Eccone alcuni tra i principali motivi del perché respirare dal naso:
- il respiro passa da una sorta di filtro che ne regola la temperatura e trattiene le macromolecole che verranno espulse con l’espirazione successiva;
- aiuta a mantenere il ritmo cardiaco costante e tendente al basso, limitando l’affanno, anche nelle attività a intenso ritmo come la corsa o di intenso sforzo muscolare;
- respirare con la bocca inevitabilmente comporta iperventilazione;
- allenare all’inspirazione ed espirazione dal naso durante tutte le attività sportive migliora notevolmente la capacità respiratoria;
- gli effetti della respirazione dal naso sono direttamente riscontrabili sul piano emotivo e psichico: hanno il potere di calmare la mente e placare lo stress.
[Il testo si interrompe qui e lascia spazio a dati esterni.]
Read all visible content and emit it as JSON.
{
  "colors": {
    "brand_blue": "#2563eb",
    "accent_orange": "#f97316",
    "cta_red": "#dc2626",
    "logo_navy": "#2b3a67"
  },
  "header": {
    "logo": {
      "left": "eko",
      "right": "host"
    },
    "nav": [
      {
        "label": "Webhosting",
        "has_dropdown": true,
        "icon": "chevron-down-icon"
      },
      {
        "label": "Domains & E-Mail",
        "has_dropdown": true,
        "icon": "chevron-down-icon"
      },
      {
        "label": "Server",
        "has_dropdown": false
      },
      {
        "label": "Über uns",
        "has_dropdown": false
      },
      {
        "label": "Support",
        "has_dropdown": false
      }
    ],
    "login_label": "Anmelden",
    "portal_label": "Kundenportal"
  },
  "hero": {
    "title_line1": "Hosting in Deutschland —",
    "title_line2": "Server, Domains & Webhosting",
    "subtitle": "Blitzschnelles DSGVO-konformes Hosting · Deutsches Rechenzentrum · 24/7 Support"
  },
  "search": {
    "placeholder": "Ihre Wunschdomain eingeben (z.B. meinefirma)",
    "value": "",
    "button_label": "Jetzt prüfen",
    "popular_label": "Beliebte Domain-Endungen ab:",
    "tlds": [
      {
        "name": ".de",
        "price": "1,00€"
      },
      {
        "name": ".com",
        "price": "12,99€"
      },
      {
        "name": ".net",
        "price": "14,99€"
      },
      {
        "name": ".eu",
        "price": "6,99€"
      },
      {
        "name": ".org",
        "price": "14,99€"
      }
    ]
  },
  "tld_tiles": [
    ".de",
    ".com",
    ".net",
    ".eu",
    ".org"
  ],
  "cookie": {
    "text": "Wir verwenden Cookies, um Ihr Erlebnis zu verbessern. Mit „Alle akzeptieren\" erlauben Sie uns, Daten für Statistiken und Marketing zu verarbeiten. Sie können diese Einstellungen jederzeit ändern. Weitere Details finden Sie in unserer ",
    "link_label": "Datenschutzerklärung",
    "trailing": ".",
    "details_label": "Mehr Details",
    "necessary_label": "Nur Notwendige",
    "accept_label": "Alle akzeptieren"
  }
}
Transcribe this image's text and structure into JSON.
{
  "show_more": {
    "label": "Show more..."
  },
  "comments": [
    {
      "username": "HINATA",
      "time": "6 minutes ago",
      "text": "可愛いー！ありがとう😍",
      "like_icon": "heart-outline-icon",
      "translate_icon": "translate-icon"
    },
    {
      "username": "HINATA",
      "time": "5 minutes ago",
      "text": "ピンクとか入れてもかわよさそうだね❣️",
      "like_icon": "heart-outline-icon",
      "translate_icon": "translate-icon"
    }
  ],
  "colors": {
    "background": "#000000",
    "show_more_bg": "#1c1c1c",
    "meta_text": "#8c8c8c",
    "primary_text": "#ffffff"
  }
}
Su quest’ultimo punto è interessante dedicare un approfondimento.
Nel 2019, al convegno annuale della Associazione nazionale insegnanti yoga (Y.A.N.I.) il cui tema era “Meditazione (sullo) Yoga”, tra i relatori figurava Angelo Gemignani, professore ordinario presso il Dipartimento di Patologia Chirurgica, Medica, Molecolare e dell’Area Critica, ricercatore associato presso l’Istituto di Fisiologia Clinica del CNR di Pisa e ricercatore affiliato all’Istituto di Scienze della Vita, Scuola Superiore Sant’Anna di Pisa.
Se da una parte l’antica tecnica millenaria di evoluzione dell’essere umano chiamata yoga ci conduce in maniera intuitiva ed esperienziale a provare una serie di sensazioni tra cui benessere e calma, dall’altra oggi abbiamo strumenti per poter verificare e misurare ciò che avvertiamo a livello sensoriale, in coerenza con un approccio occidentale e razionale – quale è il nostro background.
Nel suo intervento, il professore Gemignani ha illustrato le ricerche svolte dal suo team sulla meditazione e i suoi effetti sul cervello dal punto di vista clinico. Qui sotto potete trovare la pubblicazione sulla rivista scientifica Nature del 2017 della ricerca.
La meditazione è un fenomeno attivo e tra i benefici che apporta, c’è quello della riduzione dello stress. Riduzione misurabile attraverso l’analisi e la raccolta di dati che il professor Gemignani ha ottenuto e confrontato su diversi campioni esaminati, da una parte esperti, come dei monaci buddisti, e dall’altra dei principianti che di pranayama, tecniche respiratorie di controllo del respiro, non ne sapevano nulla.
I risultati parlano chiaro: la meditazione impatta direttamente sul cervello, riduce la produzione di cortisolo, di adrenalina, dei radicali ossidativi e l’attività infiammatoria, tutti agenti generati dallo stress.
Il ruolo del respiro in tutto ciò è determinante perché con i suoi esperimenti il professor Gemignani dimostra che la gestione dello stress e dei suoi effetti non parte dal cervello ma bensì dal corpo.
Tecnicamente succede che la frequenza dell’aria che entra dal naso è uguale alla frequenza generata nel bulbo olfattivo. Quest’ultimo trasmette impulsi elettro-chimici sulle cortecce del cervello generando una sincronizzazione delle attività celebrale sulla base della frequenza dell’aria che entra nel naso. Si attivano circuiterie legate alla sfera emotiva, andando ad influenzare l’attività dell’amigdala, dell’ippocampo, della regione insula che reagisce agli stimoli provenienti dal corpo. Se respiriamo dalla bocca questa sincronizzazione non ha luogo.
Il respiro diventa quindi un potente strumento per coordinare le frequenze elettromagnetiche del cervello: uno strumento che, se correttamente usato, diventa fondamentale nel processo di acquisizione della consapevolezza e di intervento attivo sul nostro quotidiano.
E ricordate, inspiro ed espiro dal naso.